# New Beretta



## paratrooper (Feb 1, 2012)

Forget the Beretta M9 -- Here's a New Gun That Will Knock Your Socks Off


----------



## TAPnRACK (Jan 30, 2013)

An interesting design, I can't wait to get my hands on one and see how it compares to the rest of the poly guns out there.


----------



## SailDesign (Jul 17, 2014)

Not diggin' it. Looks like a Glock&Wesson G&P GenX


----------



## muckaleewarrior (Aug 10, 2014)

That looks cool. Kinda like one Robocop would use. I may have to get one down the line.


----------



## denner (Jun 3, 2011)

•less recoil
•improved accuracy
*and capable of a faster rate of fire. (No hammer also means no hammer to snag when you're drawing your weapon.)

I don't know if I'm buying these claims over the 92, PX4, P226, USP or any other high quality hammer fired pistol at least in SA and not in DA if you can shoot them well.
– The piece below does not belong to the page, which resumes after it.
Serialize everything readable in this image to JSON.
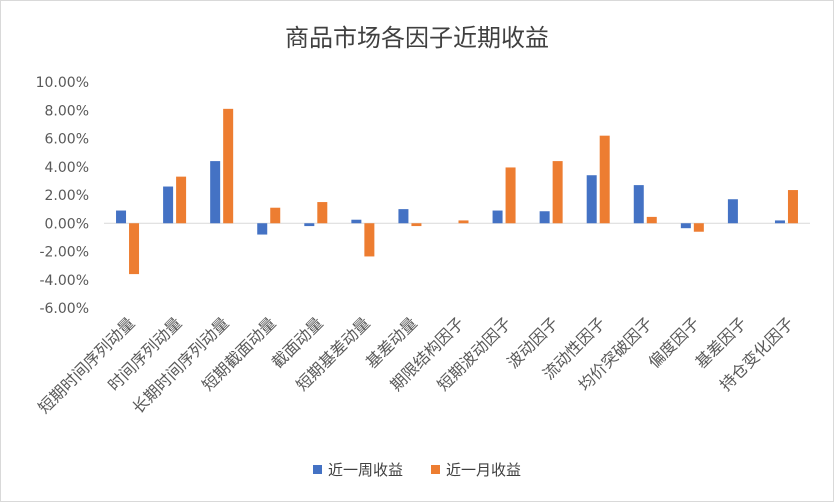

The Nano was Beretta's first striker fired pistol.

However, I believe polymer pistols win in the modularity and weight department and striker fired pistols are generally easier for the beginner to master with it's consistent trigger pull.


----------



## CPAwithaGun (Nov 9, 2013)

Interesting article, I purchased the Beretta ARX100 rifle and love it. So I will be interested in this..but I love Glocks..


----------